Статья г. Соловьева "О местничестве" могла бы быть украшением любого издания, особенно чуждого всякого ложного направления. С некоторого времени русская история впервые озарилась светом философского понимания ее событий. Мы говорим об открытии племенного и родового начала, противоположного личному, как основного элемента в жизни русского народа. Не знаем, кто первый указал на него, но развито оно подробно в статье г. Кавелина: "Юридический быт древней России", помещенной в 1 "Современника" нынешнего года. Если философские взгляды, не основывающиеся на изучении и значении фактов или насилующие факты для своего оправдания, -- если такие философские взгляды ведут только к фантазиям и болтовне, исполненной претензий, гордости и нетерпимости и гораздо ниже, бесполезнее простого знакомства с фактами, то нельзя не согласиться, что и одно изучение фактов, без философского взгляда па них, ведет только к их знанию, но не к их уразумению. Так, например, доселе были известны фактически удельная система, владычество татар, так долго продолжавшееся, несмотря на кочевую организацию орды, местничество, жестокости Иоанна Грозного; но смысл, значение этих явлений сделались ясными только теперь, когда племенное и родовое начало признано базисом русской жизни. Поэтому теперь Иоанн Грозный является нам уже не мелодраматическим тираном, который, Бог знает почему, был добродетельнейшим человеком в мире, а потом в одно прекрасное утро, как говорится в романах, ни с того ни с сего вдруг взял да и сделался жестоким. Нет, теперь мы видим в колоссальном образе Грозного олицетворенный государственный принцип, объявивший беспощадную, жестокую войну на смерть враждебному ему родовому принципу. Последний был уже несколько поколеблен в сознании общества (что доказывается новым нравом престолонаследия, вследствие которого сын умершего царя стал выше своего родного дяди, брата отца своего), но в привычках и обычаях парода он оставался во всей своей силе. Поэтому Грозный встречал беспрестанно сильную, непреоборимую оппозицию со стороны не одной только боярщины, которую он преследовал, но и со стороны народа, о котором он столько заботился и которому так покровительствовал. И потому понятно, что он изнемог в борьбе, преждевременно начатой, пал нравственно и сделался строгим. Но он все-таки сделал свое дело: его довершило время, и для реформы Петра Великого уже много было подготовлено временем. Вот отчего Петр Великий из своих предшественников столько уважал не Иоанна III, а Иоанна IV.
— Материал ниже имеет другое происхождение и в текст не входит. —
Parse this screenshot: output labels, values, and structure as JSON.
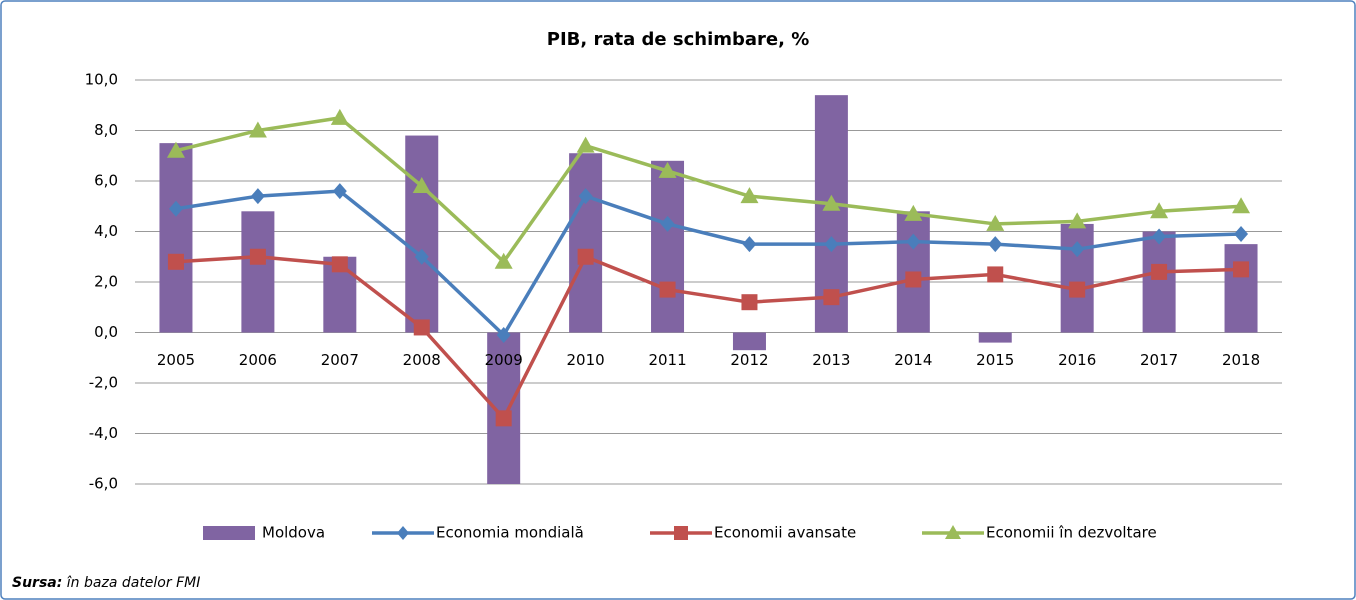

Тем же родовым началом легко объясняется и местничество. В народе, жизнь которого основана на родовом начале, первенство принадлежит не личному достоинству и заслуге, не таланту, не гению, не труду, не усердию, а старейшему роду, а в роде старейшему лицу. Это было своего рода рыцарским понятием о чести, point d'honneur (вопросом чести (фр.)) старой Руси. И государственное начало долго, медленно боролось с ним. Грозный нал в этой борьбе, а Федор Алексеевич уже в состоянии был сжечь разрядные книги. Петр Великий окончательно сокрушил родовое начало, заставив его уступить место личному.
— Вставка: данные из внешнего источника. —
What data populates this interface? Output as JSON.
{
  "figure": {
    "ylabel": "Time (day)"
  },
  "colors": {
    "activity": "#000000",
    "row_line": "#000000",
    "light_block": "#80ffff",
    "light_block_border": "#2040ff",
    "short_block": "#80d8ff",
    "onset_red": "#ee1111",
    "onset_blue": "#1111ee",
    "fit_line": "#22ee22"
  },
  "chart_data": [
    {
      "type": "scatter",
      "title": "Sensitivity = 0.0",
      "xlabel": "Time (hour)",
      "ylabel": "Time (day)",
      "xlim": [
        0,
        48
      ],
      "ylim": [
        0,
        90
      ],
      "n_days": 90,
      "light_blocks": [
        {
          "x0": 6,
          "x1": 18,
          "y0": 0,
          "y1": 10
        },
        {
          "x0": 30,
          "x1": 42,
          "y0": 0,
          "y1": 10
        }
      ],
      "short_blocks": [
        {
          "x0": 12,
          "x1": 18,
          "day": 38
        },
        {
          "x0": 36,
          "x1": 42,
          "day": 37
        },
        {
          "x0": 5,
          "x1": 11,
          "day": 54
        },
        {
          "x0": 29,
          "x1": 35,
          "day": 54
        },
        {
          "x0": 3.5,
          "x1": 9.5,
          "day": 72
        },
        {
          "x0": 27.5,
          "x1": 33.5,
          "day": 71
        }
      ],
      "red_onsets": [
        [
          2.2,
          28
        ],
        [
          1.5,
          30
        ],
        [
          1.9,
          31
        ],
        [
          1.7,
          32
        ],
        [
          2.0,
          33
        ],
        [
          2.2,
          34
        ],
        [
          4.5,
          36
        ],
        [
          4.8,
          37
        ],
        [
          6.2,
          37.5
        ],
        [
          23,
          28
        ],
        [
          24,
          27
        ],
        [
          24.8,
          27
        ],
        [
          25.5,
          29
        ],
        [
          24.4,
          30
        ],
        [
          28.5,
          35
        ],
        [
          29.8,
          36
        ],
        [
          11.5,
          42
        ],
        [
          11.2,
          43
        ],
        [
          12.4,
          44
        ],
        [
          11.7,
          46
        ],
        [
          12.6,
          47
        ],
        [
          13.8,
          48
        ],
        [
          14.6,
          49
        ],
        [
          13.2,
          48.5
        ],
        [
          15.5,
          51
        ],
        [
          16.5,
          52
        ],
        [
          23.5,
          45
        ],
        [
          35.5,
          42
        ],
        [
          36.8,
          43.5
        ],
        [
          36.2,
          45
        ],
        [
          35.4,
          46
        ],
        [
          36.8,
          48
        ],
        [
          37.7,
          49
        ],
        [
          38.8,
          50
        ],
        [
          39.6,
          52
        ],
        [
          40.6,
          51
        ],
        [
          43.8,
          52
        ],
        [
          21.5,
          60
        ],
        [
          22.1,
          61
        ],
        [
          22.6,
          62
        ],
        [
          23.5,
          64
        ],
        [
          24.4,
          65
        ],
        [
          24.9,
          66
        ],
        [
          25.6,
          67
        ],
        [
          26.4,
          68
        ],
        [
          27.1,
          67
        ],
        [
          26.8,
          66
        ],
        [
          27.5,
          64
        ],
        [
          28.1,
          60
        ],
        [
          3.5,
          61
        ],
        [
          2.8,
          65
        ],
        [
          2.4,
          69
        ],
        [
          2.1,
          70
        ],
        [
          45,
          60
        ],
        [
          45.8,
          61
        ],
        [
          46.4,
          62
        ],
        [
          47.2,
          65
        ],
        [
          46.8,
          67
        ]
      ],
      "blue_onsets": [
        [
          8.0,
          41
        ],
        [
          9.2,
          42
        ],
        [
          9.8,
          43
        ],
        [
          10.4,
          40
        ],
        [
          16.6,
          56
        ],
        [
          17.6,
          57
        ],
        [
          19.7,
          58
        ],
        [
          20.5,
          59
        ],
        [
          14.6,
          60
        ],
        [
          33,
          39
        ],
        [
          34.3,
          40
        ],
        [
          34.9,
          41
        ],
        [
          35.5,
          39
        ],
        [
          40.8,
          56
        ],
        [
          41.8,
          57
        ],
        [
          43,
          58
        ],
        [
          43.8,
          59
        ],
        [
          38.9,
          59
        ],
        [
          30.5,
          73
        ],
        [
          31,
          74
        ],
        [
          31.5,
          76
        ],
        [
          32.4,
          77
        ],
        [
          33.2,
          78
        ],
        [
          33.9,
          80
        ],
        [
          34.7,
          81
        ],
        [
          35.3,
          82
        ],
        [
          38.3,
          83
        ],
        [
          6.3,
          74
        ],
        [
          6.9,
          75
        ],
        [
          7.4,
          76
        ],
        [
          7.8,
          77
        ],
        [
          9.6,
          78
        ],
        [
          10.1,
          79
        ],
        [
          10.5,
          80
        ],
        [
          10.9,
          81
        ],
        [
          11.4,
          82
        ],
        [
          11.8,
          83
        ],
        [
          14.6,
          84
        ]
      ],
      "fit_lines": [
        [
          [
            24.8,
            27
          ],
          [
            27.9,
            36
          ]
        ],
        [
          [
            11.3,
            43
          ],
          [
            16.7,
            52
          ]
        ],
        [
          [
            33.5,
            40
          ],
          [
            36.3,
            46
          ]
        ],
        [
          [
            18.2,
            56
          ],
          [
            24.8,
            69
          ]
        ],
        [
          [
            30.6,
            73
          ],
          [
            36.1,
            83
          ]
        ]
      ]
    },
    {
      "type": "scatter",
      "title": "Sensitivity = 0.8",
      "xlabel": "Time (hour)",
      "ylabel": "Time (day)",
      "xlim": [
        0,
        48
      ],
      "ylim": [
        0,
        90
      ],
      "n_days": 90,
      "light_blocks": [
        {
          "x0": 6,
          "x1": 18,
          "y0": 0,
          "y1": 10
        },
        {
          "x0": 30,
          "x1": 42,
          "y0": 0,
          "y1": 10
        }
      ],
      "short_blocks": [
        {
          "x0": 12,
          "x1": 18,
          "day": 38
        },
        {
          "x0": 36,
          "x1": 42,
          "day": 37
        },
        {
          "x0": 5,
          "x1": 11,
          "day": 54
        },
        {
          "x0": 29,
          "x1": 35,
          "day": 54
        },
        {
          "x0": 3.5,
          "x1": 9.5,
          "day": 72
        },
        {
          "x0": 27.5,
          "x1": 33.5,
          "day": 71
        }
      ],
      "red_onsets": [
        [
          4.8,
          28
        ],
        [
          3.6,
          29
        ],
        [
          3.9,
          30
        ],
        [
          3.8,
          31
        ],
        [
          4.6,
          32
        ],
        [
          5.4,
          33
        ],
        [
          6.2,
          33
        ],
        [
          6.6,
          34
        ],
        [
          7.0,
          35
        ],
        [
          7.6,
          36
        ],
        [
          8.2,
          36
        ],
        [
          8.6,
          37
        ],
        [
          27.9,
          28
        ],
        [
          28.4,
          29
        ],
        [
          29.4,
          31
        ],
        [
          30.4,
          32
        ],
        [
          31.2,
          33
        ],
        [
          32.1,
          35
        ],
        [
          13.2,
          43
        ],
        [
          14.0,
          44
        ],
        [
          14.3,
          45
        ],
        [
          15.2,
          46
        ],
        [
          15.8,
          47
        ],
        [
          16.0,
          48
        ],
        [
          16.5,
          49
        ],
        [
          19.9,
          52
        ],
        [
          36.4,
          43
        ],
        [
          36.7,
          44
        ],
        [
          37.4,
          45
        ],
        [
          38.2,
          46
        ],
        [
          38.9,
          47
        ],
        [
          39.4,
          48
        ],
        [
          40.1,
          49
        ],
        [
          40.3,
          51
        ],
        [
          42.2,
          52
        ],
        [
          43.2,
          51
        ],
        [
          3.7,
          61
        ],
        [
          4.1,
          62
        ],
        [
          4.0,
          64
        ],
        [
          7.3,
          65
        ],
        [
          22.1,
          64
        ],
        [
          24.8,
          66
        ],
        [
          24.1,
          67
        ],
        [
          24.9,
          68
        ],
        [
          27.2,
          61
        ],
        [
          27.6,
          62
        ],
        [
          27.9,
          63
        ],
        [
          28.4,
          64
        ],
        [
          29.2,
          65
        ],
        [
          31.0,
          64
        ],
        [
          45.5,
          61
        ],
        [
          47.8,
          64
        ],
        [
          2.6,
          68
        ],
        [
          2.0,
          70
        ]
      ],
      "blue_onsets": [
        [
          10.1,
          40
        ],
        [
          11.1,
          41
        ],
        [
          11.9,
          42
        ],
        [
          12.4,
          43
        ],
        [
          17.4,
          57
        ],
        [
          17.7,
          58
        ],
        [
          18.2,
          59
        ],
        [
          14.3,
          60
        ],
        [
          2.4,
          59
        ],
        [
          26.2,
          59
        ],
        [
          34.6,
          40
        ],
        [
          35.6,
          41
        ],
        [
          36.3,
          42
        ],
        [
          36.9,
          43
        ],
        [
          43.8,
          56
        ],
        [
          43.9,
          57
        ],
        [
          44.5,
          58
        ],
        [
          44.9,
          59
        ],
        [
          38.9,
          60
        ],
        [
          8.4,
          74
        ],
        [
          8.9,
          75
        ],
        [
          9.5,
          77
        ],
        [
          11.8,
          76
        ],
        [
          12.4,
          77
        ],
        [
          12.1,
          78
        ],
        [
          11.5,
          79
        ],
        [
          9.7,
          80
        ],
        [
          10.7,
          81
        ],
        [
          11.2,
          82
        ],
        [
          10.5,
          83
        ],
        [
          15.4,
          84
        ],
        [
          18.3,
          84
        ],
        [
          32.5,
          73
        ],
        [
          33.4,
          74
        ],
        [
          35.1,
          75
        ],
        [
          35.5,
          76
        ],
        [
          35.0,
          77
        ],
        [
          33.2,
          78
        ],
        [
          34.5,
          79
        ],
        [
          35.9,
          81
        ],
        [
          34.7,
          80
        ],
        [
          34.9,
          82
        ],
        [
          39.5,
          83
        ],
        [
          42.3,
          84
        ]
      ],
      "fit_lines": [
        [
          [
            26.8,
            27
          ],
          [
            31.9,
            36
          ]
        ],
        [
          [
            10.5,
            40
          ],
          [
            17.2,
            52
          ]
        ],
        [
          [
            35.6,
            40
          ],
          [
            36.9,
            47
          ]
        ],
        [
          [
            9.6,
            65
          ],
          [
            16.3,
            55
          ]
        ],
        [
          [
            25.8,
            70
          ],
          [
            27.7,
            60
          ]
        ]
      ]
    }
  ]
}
Покойный Волуев, умерший так рано для науки и для себя, первый бросил свет мысли на факт местничества, объяснив его родовым принципом русской жизни. Наклонность к идеям, от которых он, вероятно, скоро бы освободился, если б остался жив, помешала ему вполне быть последовательным в своих выводах, вполне верным своей мысли. Г-н Соловьев своею статьею пополняет и довершает решение вопроса, поднятого и почти решенного Волуевым. Статья в высшей степени интересна и бесспорно принадлежит к замечательнейшим явлениям русской исторической критики.